Rising auto fuel prices and spiraling inflation have, in recent times, negatively impacted the sentiment in this counter. Our sensitivity analysis shows that a 1% increase in interest rates affects growth by 300bp.
Also, a 10% hike in petrol price would increase payouts by only 2.5% for passenger cars. However, higher reliance on alternative fuels like diesel, CNG and LPG will help the company push sales.
1) Cut in income tax rates will lead to 10% increase in disposable income of passenger car target customers. Expected playout –H2FY09.
2) Payout of three years arrear pay and 30% increase in salaries of 19 million government employees on implementation of Sixth Pay Commission recommendations. Expected playout –H2FY09.
3) Around 15-18% capacity expansion at Manesar will help monetize latent demand for Swift and Dzire and reduce current long waiting periods. Expected playout – H2FY09.
4) Launch of two news products in the compact car segment (A-Star in October 2008 and Splash in April 2009) would help stem loss of market share to Hyundai i10.
5) Commencement of exports to Europe. Expected playout – Q4FY09.

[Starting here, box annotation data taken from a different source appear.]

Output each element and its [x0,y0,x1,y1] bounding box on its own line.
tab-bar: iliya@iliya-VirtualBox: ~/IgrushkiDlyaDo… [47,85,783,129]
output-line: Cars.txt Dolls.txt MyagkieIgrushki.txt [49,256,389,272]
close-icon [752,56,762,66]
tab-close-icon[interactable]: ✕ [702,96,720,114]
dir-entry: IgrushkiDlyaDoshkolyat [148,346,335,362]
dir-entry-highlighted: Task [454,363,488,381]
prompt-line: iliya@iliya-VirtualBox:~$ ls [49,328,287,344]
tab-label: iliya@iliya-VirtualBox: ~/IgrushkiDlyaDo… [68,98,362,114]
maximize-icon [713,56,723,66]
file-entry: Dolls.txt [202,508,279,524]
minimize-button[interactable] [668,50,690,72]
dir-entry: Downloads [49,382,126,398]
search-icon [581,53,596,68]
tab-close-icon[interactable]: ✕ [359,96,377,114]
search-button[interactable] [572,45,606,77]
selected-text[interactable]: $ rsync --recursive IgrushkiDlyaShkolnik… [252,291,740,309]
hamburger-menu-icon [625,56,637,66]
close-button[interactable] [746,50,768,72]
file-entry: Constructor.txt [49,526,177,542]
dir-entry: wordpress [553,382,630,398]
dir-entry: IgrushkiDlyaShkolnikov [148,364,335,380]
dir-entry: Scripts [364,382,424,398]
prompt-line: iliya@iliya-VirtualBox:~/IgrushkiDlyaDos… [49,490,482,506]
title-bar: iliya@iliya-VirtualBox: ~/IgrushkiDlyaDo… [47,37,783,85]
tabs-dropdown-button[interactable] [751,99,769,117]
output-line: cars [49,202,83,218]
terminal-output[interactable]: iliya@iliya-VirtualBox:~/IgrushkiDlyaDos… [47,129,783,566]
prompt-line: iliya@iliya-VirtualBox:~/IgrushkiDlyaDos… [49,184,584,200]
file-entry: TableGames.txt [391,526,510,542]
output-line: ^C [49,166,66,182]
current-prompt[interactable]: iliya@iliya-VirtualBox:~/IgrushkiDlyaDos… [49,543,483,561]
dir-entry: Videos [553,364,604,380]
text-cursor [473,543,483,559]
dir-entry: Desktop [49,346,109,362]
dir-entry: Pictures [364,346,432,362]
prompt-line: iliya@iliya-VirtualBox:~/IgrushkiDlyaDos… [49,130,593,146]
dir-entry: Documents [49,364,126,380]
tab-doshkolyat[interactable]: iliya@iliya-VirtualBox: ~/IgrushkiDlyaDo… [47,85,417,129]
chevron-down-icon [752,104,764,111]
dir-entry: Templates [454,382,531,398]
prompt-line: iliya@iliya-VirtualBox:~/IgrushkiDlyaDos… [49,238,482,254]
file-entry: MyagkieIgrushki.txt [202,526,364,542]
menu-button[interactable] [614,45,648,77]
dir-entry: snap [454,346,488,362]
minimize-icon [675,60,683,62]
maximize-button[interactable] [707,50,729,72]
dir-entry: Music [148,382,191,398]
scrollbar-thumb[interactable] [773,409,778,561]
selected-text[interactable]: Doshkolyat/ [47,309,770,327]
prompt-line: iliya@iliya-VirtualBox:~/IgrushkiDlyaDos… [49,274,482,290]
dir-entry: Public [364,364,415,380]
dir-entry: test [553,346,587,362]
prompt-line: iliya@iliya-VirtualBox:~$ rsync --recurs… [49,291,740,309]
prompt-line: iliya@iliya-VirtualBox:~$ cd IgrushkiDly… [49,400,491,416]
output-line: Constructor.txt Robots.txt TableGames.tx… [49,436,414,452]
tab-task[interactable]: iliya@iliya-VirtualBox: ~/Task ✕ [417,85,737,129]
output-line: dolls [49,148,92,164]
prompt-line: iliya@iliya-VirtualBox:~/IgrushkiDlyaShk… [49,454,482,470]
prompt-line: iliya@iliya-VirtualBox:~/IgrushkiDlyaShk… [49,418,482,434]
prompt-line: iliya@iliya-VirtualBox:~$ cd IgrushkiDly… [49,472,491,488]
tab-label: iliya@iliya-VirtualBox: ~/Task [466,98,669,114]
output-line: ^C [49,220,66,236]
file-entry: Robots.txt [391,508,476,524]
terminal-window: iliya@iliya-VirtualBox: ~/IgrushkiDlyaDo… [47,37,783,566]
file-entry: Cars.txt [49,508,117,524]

Maruti is currently trading at 8.6x our FY09 EPS estimate, significantly below the four-year (FY04-07) historical trading range of 11-17x.
We recommend BUYING the stock with a 12-month time horizon, maintaining our stance of a strong 2HFY 09. We believe Maruti is the best play in the Indian auto space, with the domestic passenger-car demand well complemented by export growth.
Our target price of Rs840 is based on 12.7x FY10 EPS of Rs66. The bear case valuation is Rs680 – based on 11x FY09 bear case EPS of Rs62 (assuming 0% domestic volume growth in July 2008-March 2009 and 100bp y-y EBITDA margin decline in FY09).